When Mom passed, all I felt was relief and still do. I didn't cry, even during the service and at her interment. (I notice my sister didn't either) I don't cry now. I think about her every day (and I try to get out of my mind the awful memory of the way she looked the weeks before and the day before she passed and it saddens me. When she was in the NH, many times I left with tears in my eyes and I thought about her all the time, but dreaded the 80 mile round trip visits sitting there in NH, not being able to communicate with her much anyway. I felt so sad for her, so helpless, so mean leaving her there.
But I don't understand why I have not cried or grieved. I really don't know how I should feel. Am I cruel to feel relief that the 10 year ordeal of her unhappiness, less than pleasant visits, laundry, shopping, complaints, frustration is over. I'm still sad she never appreciated or enjoyed her long healthy life, despite being able to afford a lovely place to live and having both daughters there for her. I'm grateful she left my sister and me a small inheritance which will let us get a few things we need but probably would not have bought otherwise. I'm trying to remember when she was my best friend, and trying to feel that loss. But that person has not been in my life for years, and I hate to admit I don't miss the stranger she was the last 2 years when she finally passed. Not that I didn't love her anyway, but I don't miss the visits etc.
I've been having a lot of health problems, fatigue, body aches, depression, etc over the last year with no diagnosis. Its been worse the past 2 months since Mom passed, in fact I was sick for 2 weeks with crushing fatigue and nausea. The doctor tried me on anti-depressants but they made me sick. She suggested therapy, hinting it is the result of grief and mental fatigue (I'm not ready for that)
I guess the bottom line is, I'm not sure how I should feel. Am I grieving and covering it by moving on with a normal life, but my body isn't ready yet?
so , yea , i dont know what grieving is but i know what stress from terminal caregiving is . in hindsight , its one of the hardest and most prolonged attacks on your health and well being that youll ever endure .
with divorce , at least you have animosity as an outlet . with the decline and death of an elder there is only sadness , helplessness , frustration , loss , responsibility , sibling rivalry , etc .
getting your own direction back is a slow process .
I think you and I were just too tired to cry, too tired to grieve, too tired to get yet another telephone call from the nursing home for whatever reason and try to deal with it.
Now I am clearing out my parents house since my Dad moved to senior living... yet another thing on the very long list to exhaust me :P If I was 20 years younger, maybe it would have been more emotional.
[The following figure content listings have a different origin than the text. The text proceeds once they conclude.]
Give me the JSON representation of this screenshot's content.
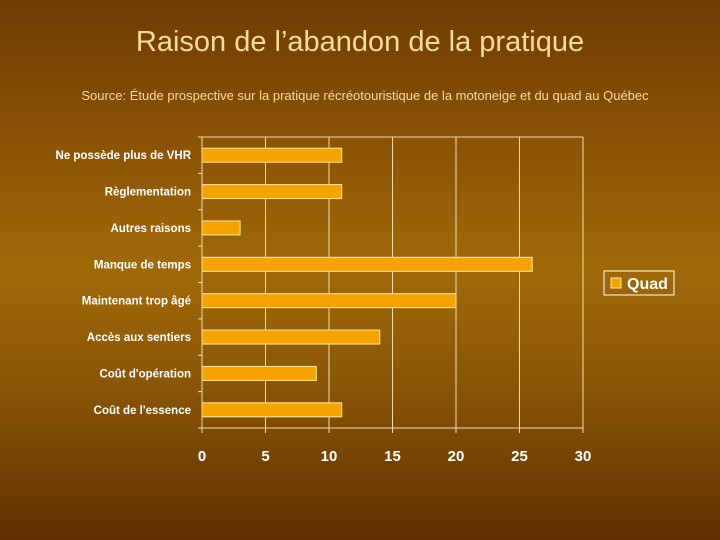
{
  "title": "Raison de l’abandon de la pratique",
  "subtitle": "Source: Étude prospective sur la pratique récréotouristique de la motoneige et du quad au Québec",
  "colors": {
    "bar": "#f5a300",
    "bar_stroke": "#ffe8a0",
    "grid": "#f2dcaa",
    "text": "#ffffff",
    "title": "#f5dc9a"
  },
  "chart_data": {
    "type": "bar",
    "orientation": "horizontal",
    "categories": [
      "Ne possède plus de VHR",
      "Règlementation",
      "Autres raisons",
      "Manque de temps",
      "Maintenant trop âgé",
      "Accès aux sentiers",
      "Coût d'opération",
      "Coût de l'essence"
    ],
    "series": [
      {
        "name": "Quad",
        "values": [
          11,
          11,
          3,
          26,
          20,
          14,
          9,
          11
        ]
      }
    ],
    "xlim": [
      0,
      30
    ],
    "xticks": [
      0,
      5,
      10,
      15,
      20,
      25,
      30
    ],
    "grid": true,
    "legend_position": "right"
  }
}
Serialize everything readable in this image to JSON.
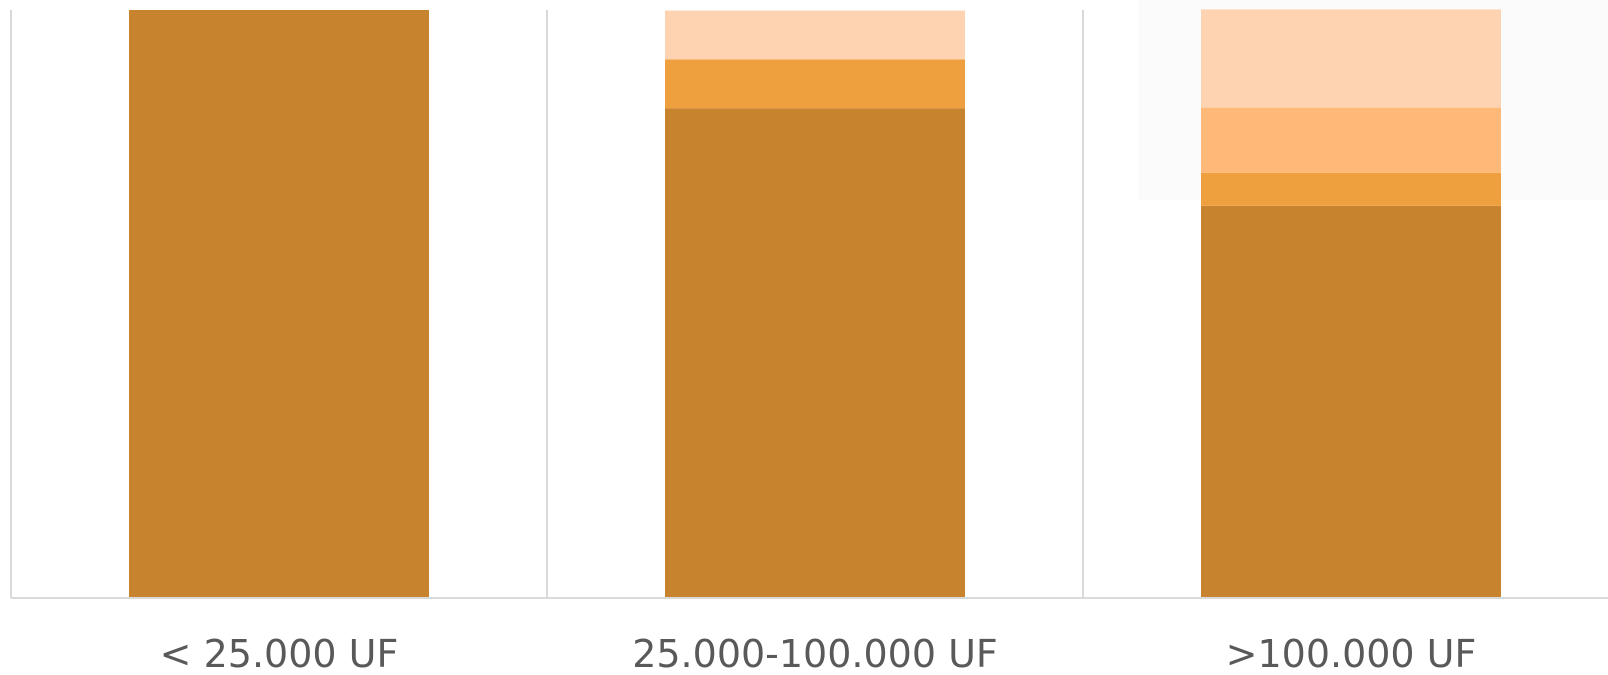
{
  "chart_data": {
    "type": "bar",
    "stacked": true,
    "normalized": true,
    "categories": [
      "< 25.000 UF",
      "25.000-100.000 UF",
      ">100.000 UF"
    ],
    "series": [
      {
        "values": [
          100,
          83.3,
          66.7
        ],
        "color": "#C8832E"
      },
      {
        "values": [
          0,
          8.3,
          5.6
        ],
        "color": "#EFA03E"
      },
      {
        "values": [
          0,
          0,
          11.1
        ],
        "color": "#FEB877"
      },
      {
        "values": [
          0,
          8.3,
          16.7
        ],
        "color": "#FED3B1"
      }
    ],
    "ylim": [
      0,
      100
    ],
    "grid": "vertical",
    "colors": {
      "axis": "#D9D9D9",
      "grid": "#D9D9D9",
      "label": "#595959",
      "background": "#FFFFFF"
    }
  }
}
But I am pushing 70, lot of body aches, fatigue, eye issues, dizziness, and I have a half dozen of doctor appointments I need to make as I haven't seen my specialists in over two years... too tired to even make the phone calls... [sigh]
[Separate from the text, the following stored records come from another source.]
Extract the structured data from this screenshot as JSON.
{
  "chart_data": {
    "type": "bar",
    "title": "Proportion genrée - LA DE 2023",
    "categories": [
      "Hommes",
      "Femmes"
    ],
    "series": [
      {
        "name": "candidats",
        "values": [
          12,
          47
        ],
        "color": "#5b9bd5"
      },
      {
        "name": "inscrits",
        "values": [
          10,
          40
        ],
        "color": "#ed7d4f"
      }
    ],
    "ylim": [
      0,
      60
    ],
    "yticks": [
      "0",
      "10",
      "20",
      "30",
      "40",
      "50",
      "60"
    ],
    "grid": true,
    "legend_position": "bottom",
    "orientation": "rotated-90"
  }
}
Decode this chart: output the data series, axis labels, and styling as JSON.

I still work, but that has become my haven, my other world, and now has become my "vacation" away from it all.
There is anger on my part, mainly at my sig other who was the master of excuses for not helping but to hear him talk you'd think he was carrying the whole load. He resented that my parents had taken away so many years of what could have been a nice retirement.
You can suppress for a long time, but sooner or later the dam breaks.